James was very keen to join us at Make and started working here in September 2013. He was a diligent, committed partner and a talented architect who was a joy to work with. He contributed towards many projects at Make, including the Taberner House development in Croydon and the Amenities Building for the University of Nottingham. More recently he had joined the design team on one of our largest projects, Rathbone Square, and quickly became an integral member of the team. He had just signed up to take his Part III at the University of Westminster - the final stage of his education - and was due to attend his first session on Monday evening.

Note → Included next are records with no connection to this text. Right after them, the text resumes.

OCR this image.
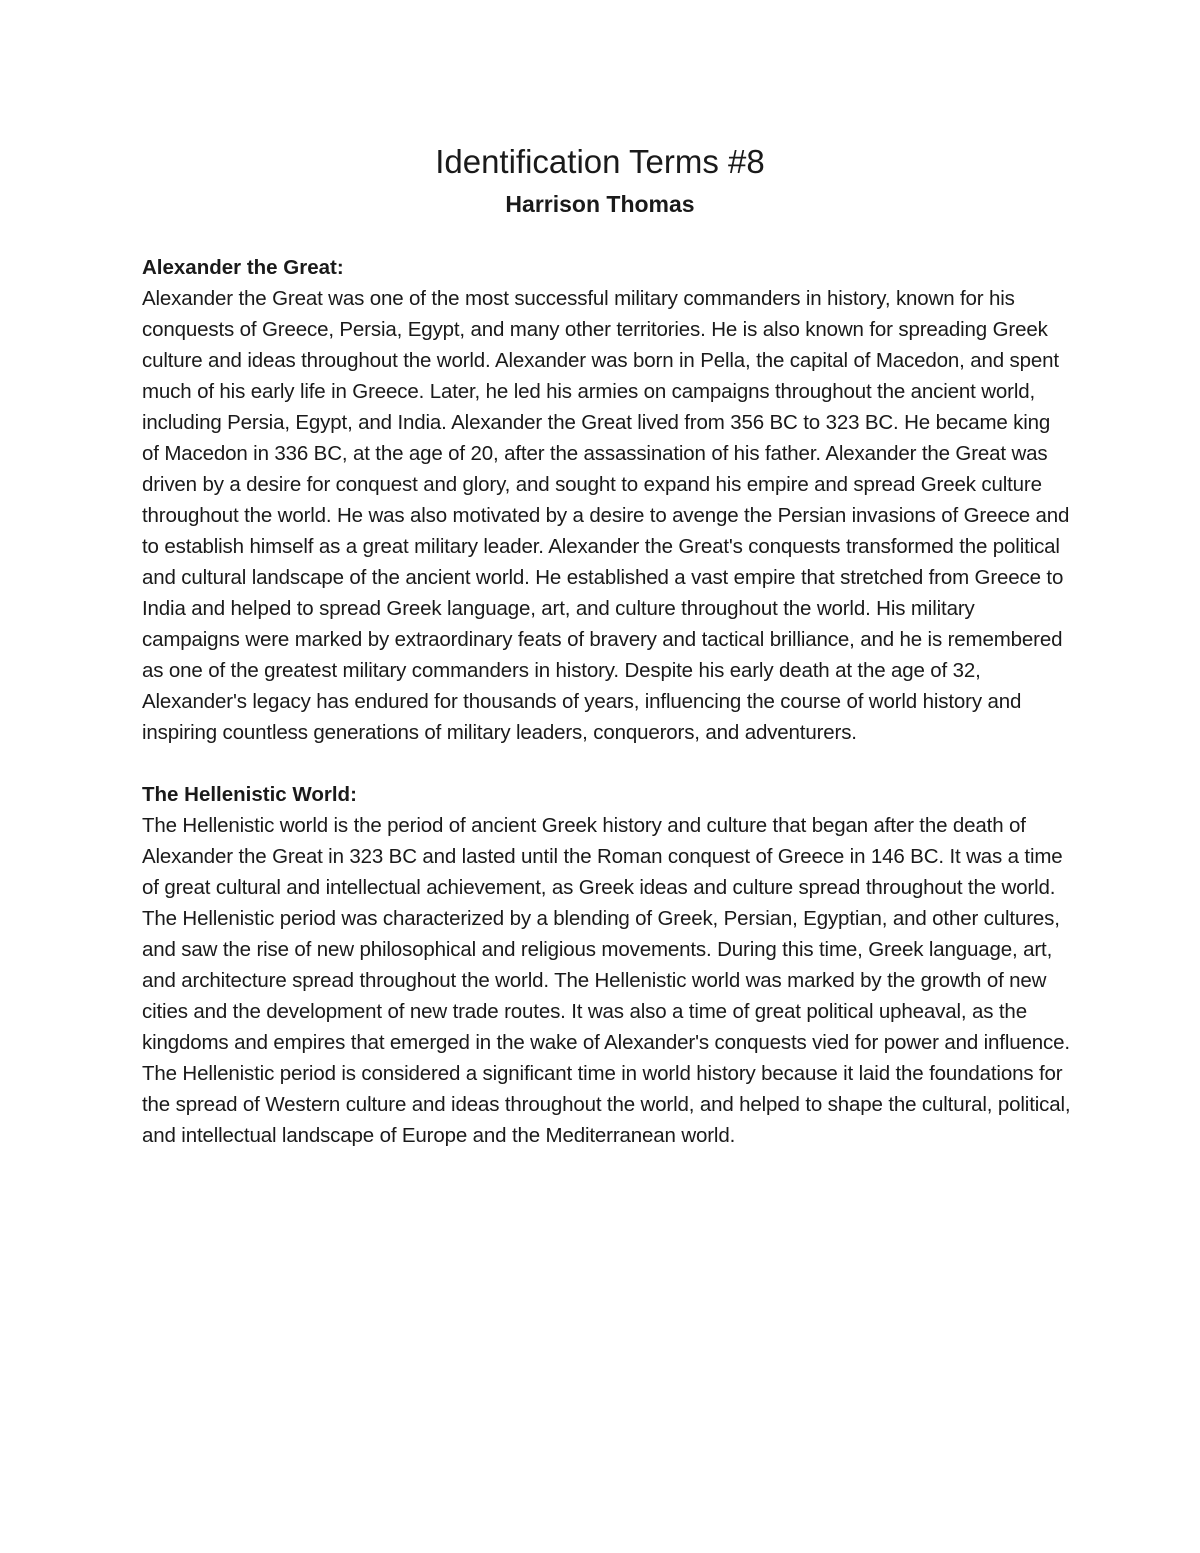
Identification Terms #8
Harrison Thomas
Alexander the Great:

Alexander the Great was one of the most successful military commanders in history, known for his conquests of Greece, Persia, Egypt, and many other territories. He is also known for spreading Greek culture and ideas throughout the world. Alexander was born in Pella, the capital of Macedon, and spent much of his early life in Greece. Later, he led his armies on campaigns throughout the ancient world, including Persia, Egypt, and India. Alexander the Great lived from 356 BC to 323 BC. He became king of Macedon in 336 BC, at the age of 20, after the assassination of his father. Alexander the Great was driven by a desire for conquest and glory, and sought to expand his empire and spread Greek culture throughout the world. He was also motivated by a desire to avenge the Persian invasions of Greece and to establish himself as a great military leader. Alexander the Great's conquests transformed the political and cultural landscape of the ancient world. He established a vast empire that stretched from Greece to India and helped to spread Greek language, art, and culture throughout the world. His military campaigns were marked by extraordinary feats of bravery and tactical brilliance, and he is remembered as one of the greatest military commanders in history. Despite his early death at the age of 32, Alexander's legacy has endured for thousands of years, influencing the course of world history and inspiring countless generations of military leaders, conquerors, and adventurers.

The Hellenistic World:

The Hellenistic world is the period of ancient Greek history and culture that began after the death of Alexander the Great in 323 BC and lasted until the Roman conquest of Greece in 146 BC. It was a time of great cultural and intellectual achievement, as Greek ideas and culture spread throughout the world. The Hellenistic period was characterized by a blending of Greek, Persian, Egyptian, and other cultures, and saw the rise of new philosophical and religious movements. During this time, Greek language, art, and architecture spread throughout the world. The Hellenistic world was marked by the growth of new cities and the development of new trade routes. It was also a time of great political upheaval, as the kingdoms and empires that emerged in the wake of Alexander's conquests vied for power and influence. The Hellenistic period is considered a significant time in world history because it laid the foundations for the spread of Western culture and ideas throughout the world, and helped to shape the cultural, political, and intellectual landscape of Europe and the Mediterranean world.
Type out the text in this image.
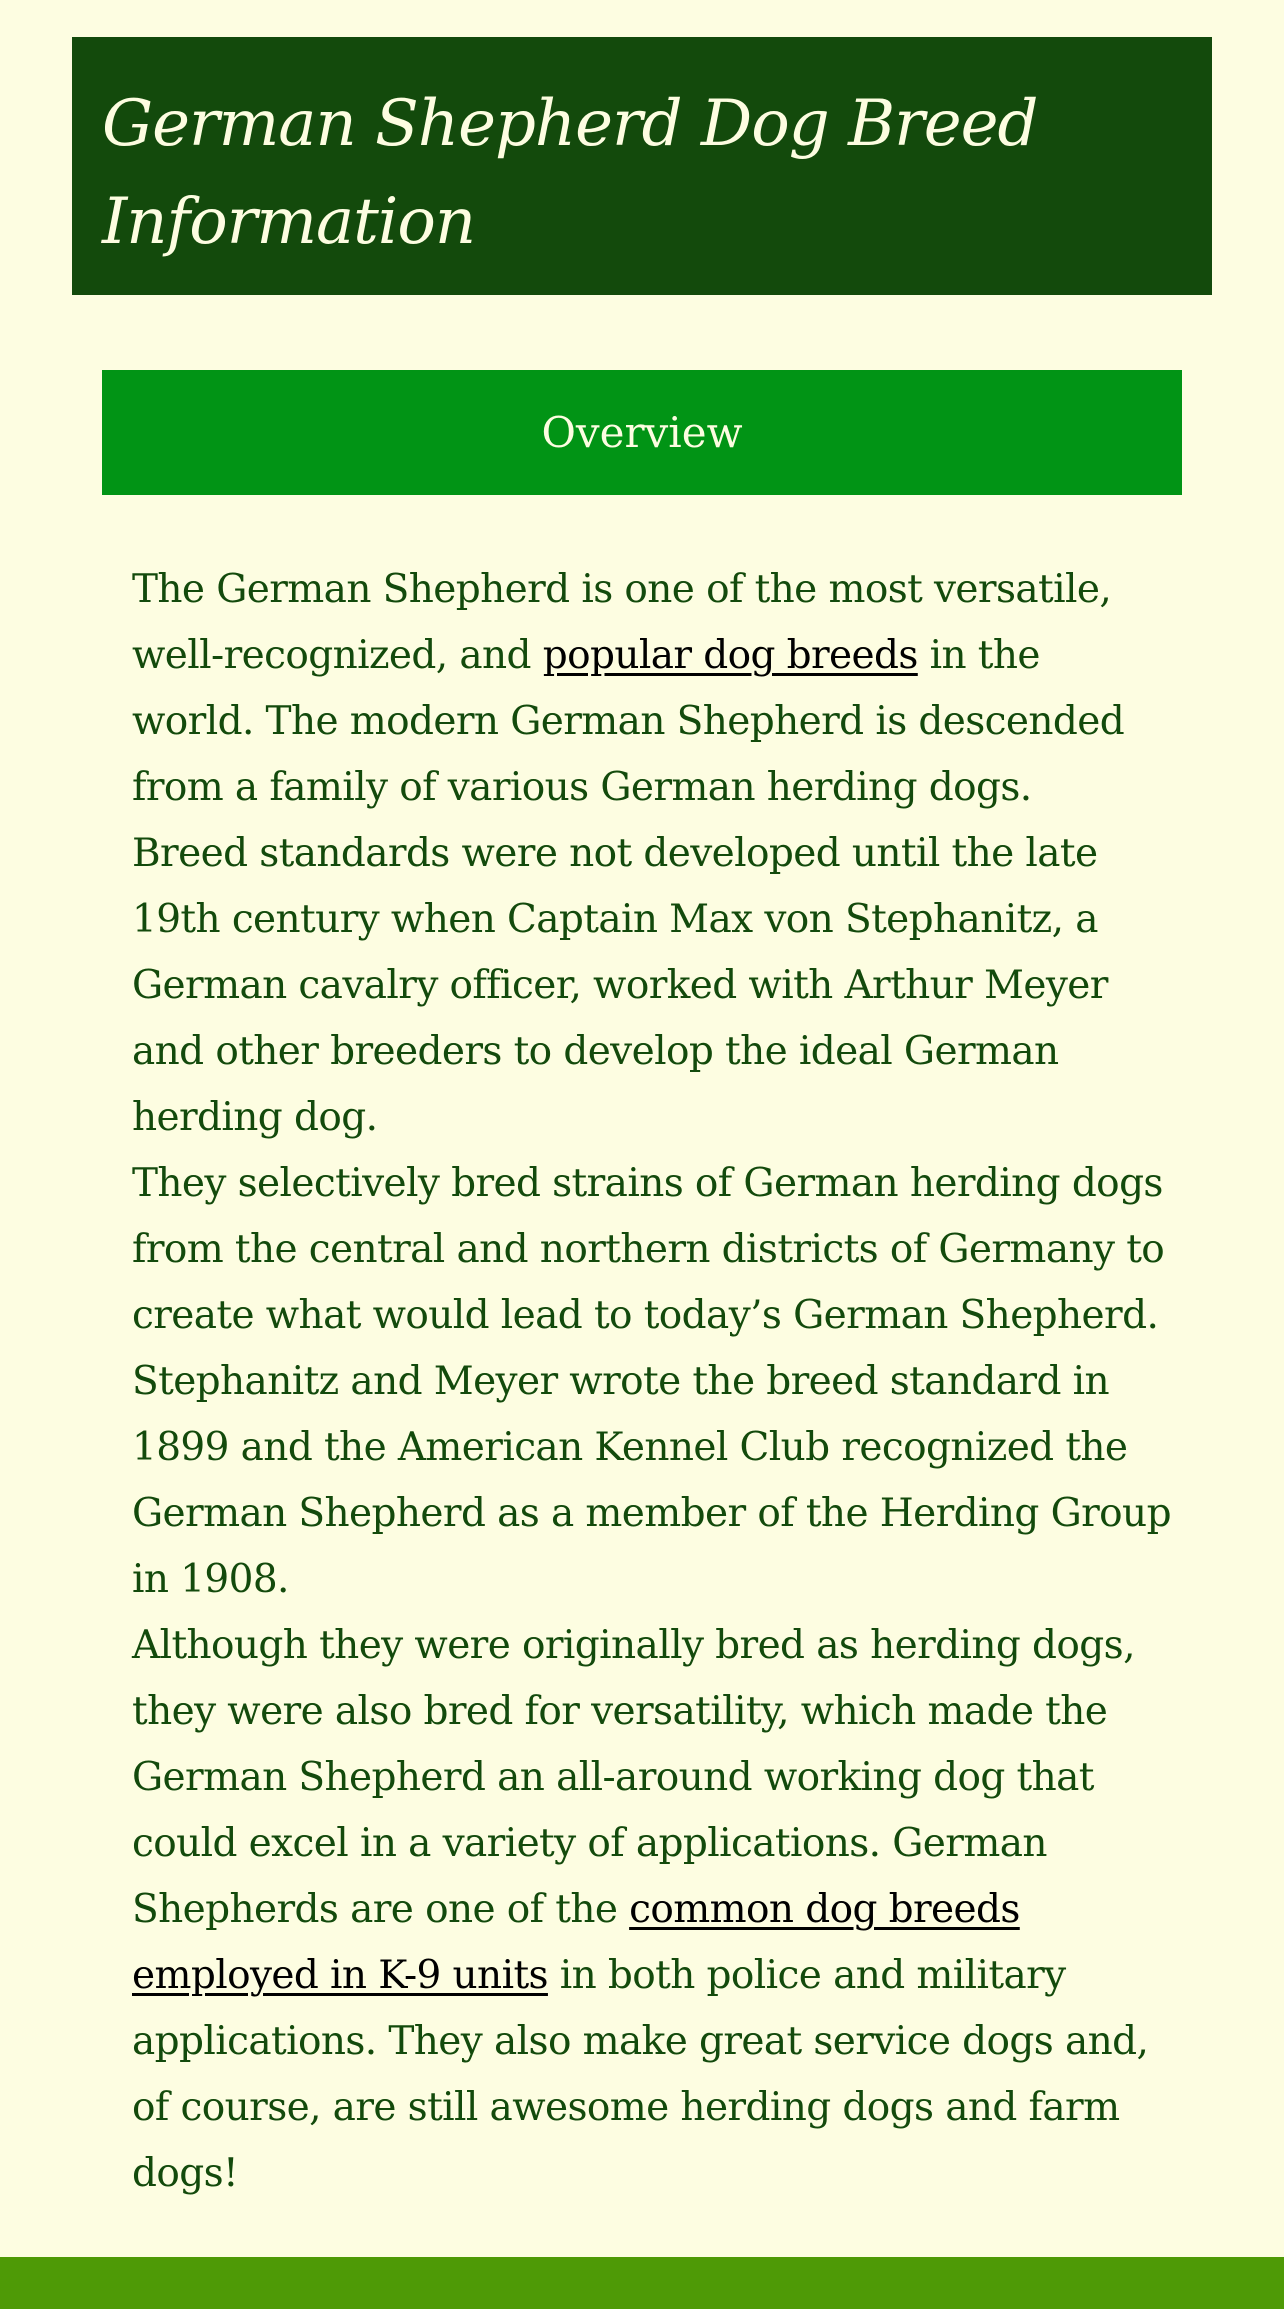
German Shepherd Dog Breed Information
Overview

The German Shepherd is one of the most versatile, well-recognized, and popular dog breeds in the world. The modern German Shepherd is descended from a family of various German herding dogs.

Breed standards were not developed until the late 19th century when Captain Max von Stephanitz, a German cavalry officer, worked with Arthur Meyer and other breeders to develop the ideal German herding dog.

They selectively bred strains of German herding dogs from the central and northern districts of Germany to create what would lead to today’s German Shepherd. Stephanitz and Meyer wrote the breed standard in 1899 and the American Kennel Club recognized the German Shepherd as a member of the Herding Group in 1908.

Although they were originally bred as herding dogs, they were also bred for versatility, which made the German Shepherd an all-around working dog that could excel in a variety of applications. German Shepherds are one of the common dog breeds employed in K-9 units in both police and military applications. They also make great service dogs and, of course, are still awesome herding dogs and farm dogs!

He was a constant presence at all social and charity events, becoming a member of the ‘Make Social’ team which organises our extra-curricular activities. He took part in the Taberner House charity abseil and played in football tournaments for the Construction Cup and the Architects’ Football League. He played in our popular Girl v Boy netball matches and took part in softball games against other architects’ offices.
Last Thursday he participated in the 'Beat the Sunset’ 5km run, where 'Team Make’ won the prize for the fastest mixed team and raised over £3,500 for The Prince’s Trust. Also last Friday he joined me and a team of 20 partners in LandAid's ‘Towerathalon’ challenge at Broadgate.
James was the core of many social occasions and went out of his way to make sure people had a good time. He was extremely approachable and always made an effort to get everyone involved. He was a fabulous person to know, with lots of stories to tell from his travels and interesting opinions to share on architecture. He was an incredibly positive person, always up for any challenge and delighted to get involved.
When I gave the most difficult speech I have ever had to give on Monday morning to a stunned office we were all in a state of shock, and continue to be devastated that someone so bright and so young should be taken from us in such a tragic way. All our thoughts and prayers are with his family and friends at this most horrific time.
The fact that he died at a charity event is a fitting testament to a young man who was one of the good guys. He leaves a large hole at Make which will be impossible to fill. My father always said to me 'Only the good die young’. Never is this more true than in the case of James Phillips.